Cross Canadian Ragweed performs at the Aquarius Music Hall (photo by Ryan Snyder). For a band who’s albums have been largely hit-ormiss, there has been one constant in the lengthy career of Red Dirt rockers Cross Canadian Ragweed. Their live performances are consistently dynamic, playing like a jukebox of rock and country influences from the Outlaws to Alejandro Escovedo. Blending alt-rock with the Southern-rock style of Lynyrd Skynyrd and the Allman Brothers with heavy doses of country thrown in for good measure over the span of seven albums and 14 years, Cross Canadian Ragweed has carved out a quite a successful career indeed. Fans of their brand of country rock, or those just coming over from country to rock, got a taste of the Oklahoma quartet this past Saturday night at the Aquarius Music Hall.

The night was led off by hard-rocking Texas quintet Reckless Kelly in one of the more perfect tour pairings you’ll see. Reckless Kelly were at the same time a little more country and a little heavier than their headlining brethren, leaning heavily on the distorted electric guitar of David Abeyta for their hour-long set. The twangier side of Kelly showed itself early on, with “Wicked Twisting Road” eliciting the most appreciation of the night from the four hundred in attendance, as many finally started singing along to the songs refrain. Mandolinist and fiddle player Cody Braun was all but drowned out once the high-energy “I Still Do” took hold, which the band led into an extended jam in “Loretta.” They closed their night “Crazy Eddie’s Last Hurrah,” leaving the air thick with the energy that would spill over into the opening notes of Cross Canadian Ragweed’s set.

Looking like the younger brother of Tommy Lee with his greasy black hair and well-defined soul patch, singer and guitarist Cody Canada looked slightly befuddled by the support beam splitting the stage in half, not knowing which portion of the audience to direct opener “Sister” towards. The country-rock rabble-rousers lived up to their reputation for loud, high-energy shows and stellar musicianship as they thundered on with the defiant “Don’t Need You” and scathing “Record Exec.” Due in part to the robust rock sound emanating forth, some of the twang in Canada’s vocals were drowned out amidst his crunchy guitar solos and Jeremy Plato’s authoritative bass interludes.

It didn’t ebb the festive ambiance within the Aquarius, however as Canada treated the crowd of CCR apparel-clad fans to an offering from a forthcoming album, the cowboy-tuned “Rosalie.” The band rolled through favorites like the rowdy “Hammer Down,” “Anywhere but Here” and “Deal,” until Canada gave into the urge to comment on the Aquarius’ unconventional stage set-up. “I gotta admit that sometimes it’s kinda weird when you’re right f**king there,” he noted.

He went on to treat the crowd to “something old” by Dave Miller after relating how the band “used to listen to a lot of country until they started smoking a lot of pot,” though he might have confused the classic Vern Gosdin number “Set ‘Em Up Joe” for a much older tune.

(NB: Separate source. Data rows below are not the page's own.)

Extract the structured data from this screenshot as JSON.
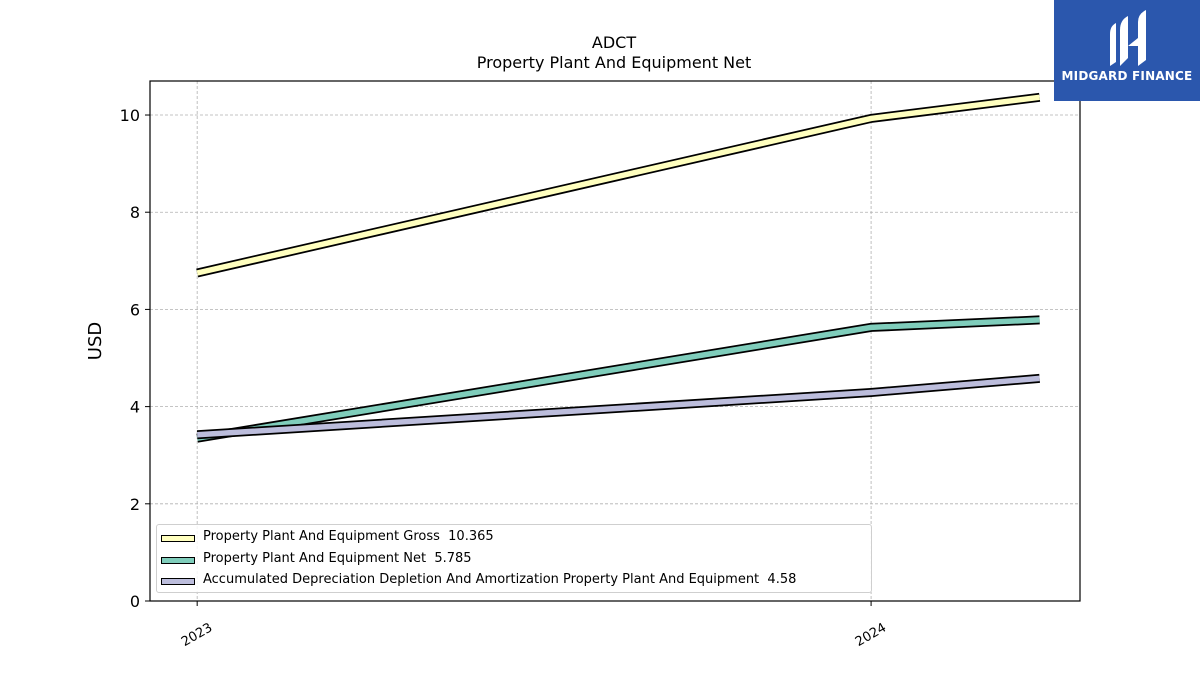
{
  "logo": {
    "text": "MIDGARD FINANCE",
    "background": "#2b57ad"
  },
  "chart_data": {
    "type": "line",
    "title": "ADCT",
    "subtitle": "Property Plant And Equipment Net",
    "xlabel": "",
    "ylabel": "USD",
    "ylim": [
      0,
      10.7
    ],
    "yticks": [
      0,
      2,
      4,
      6,
      8,
      10
    ],
    "x": [
      2023.0,
      2024.0,
      2024.25
    ],
    "xlim": [
      2022.93,
      2024.31
    ],
    "xticks": [
      {
        "value": 2023.0,
        "label": "2023"
      },
      {
        "value": 2024.0,
        "label": "2024"
      }
    ],
    "grid": true,
    "legend_position": "lower-left",
    "series": [
      {
        "name": "Property Plant And Equipment Gross",
        "last_label": "10.365",
        "color": "#ffffbf",
        "values": [
          6.75,
          9.93,
          10.365
        ]
      },
      {
        "name": "Property Plant And Equipment Net",
        "last_label": "5.785",
        "color": "#7fcdbb",
        "values": [
          3.35,
          5.63,
          5.785
        ]
      },
      {
        "name": "Accumulated Depreciation Depletion And Amortization Property Plant And Equipment",
        "last_label": "4.58",
        "color": "#bcbddc",
        "values": [
          3.42,
          4.29,
          4.58
        ]
      }
    ]
  }
}
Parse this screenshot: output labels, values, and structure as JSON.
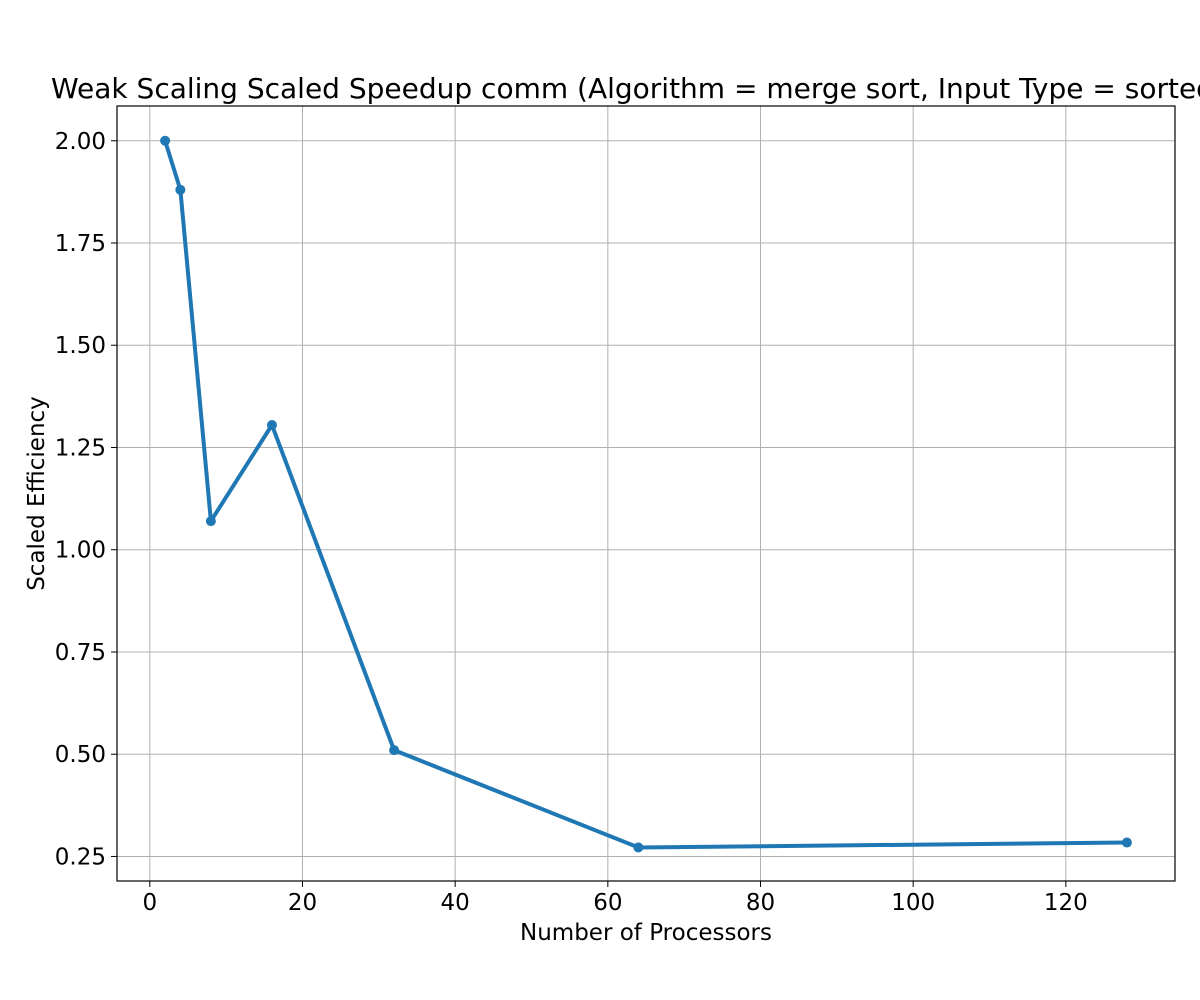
{
  "chart_data": {
    "type": "line",
    "title": "Weak Scaling Scaled Speedup comm (Algorithm = merge sort, Input Type = sorted)",
    "xlabel": "Number of Processors",
    "ylabel": "Scaled Efficiency",
    "xlim": [
      -4.3,
      134.3
    ],
    "ylim": [
      0.19,
      2.085
    ],
    "xticks": [
      0,
      20,
      40,
      60,
      80,
      100,
      120
    ],
    "xtick_labels": [
      "0",
      "20",
      "40",
      "60",
      "80",
      "100",
      "120"
    ],
    "yticks": [
      0.25,
      0.5,
      0.75,
      1.0,
      1.25,
      1.5,
      1.75,
      2.0
    ],
    "ytick_labels": [
      "0.25",
      "0.50",
      "0.75",
      "1.00",
      "1.25",
      "1.50",
      "1.75",
      "2.00"
    ],
    "grid": true,
    "series": [
      {
        "color": "#1f77b4",
        "x": [
          2,
          4,
          8,
          16,
          32,
          64,
          128
        ],
        "y": [
          2.0,
          1.88,
          1.07,
          1.305,
          0.51,
          0.272,
          0.284
        ]
      }
    ]
  }
}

Braun made his reappearance on fiddle in support of Cross Canadian Ragweed as the band unplugged for a decidedly mellower third act, punctuated by an unconventional cover of Willie Nelson’s “Me and Paul” and a fiddle tease of “Jingle Bells” to introduce “Blue Bonnets.” Bearing in mind the liberal sixer sales policy maintained by the Aquarius, it made perfect sense for the band to once again close the night out on its regular show finisher. No other song could have done the justice that the hilarious Todd Snider hangover ballad “Late Last Night” did, as it was going to clearly speak for the dozens there sporting spent beer cases as caddies for the dozen unopened beers they bought at the bar come morning.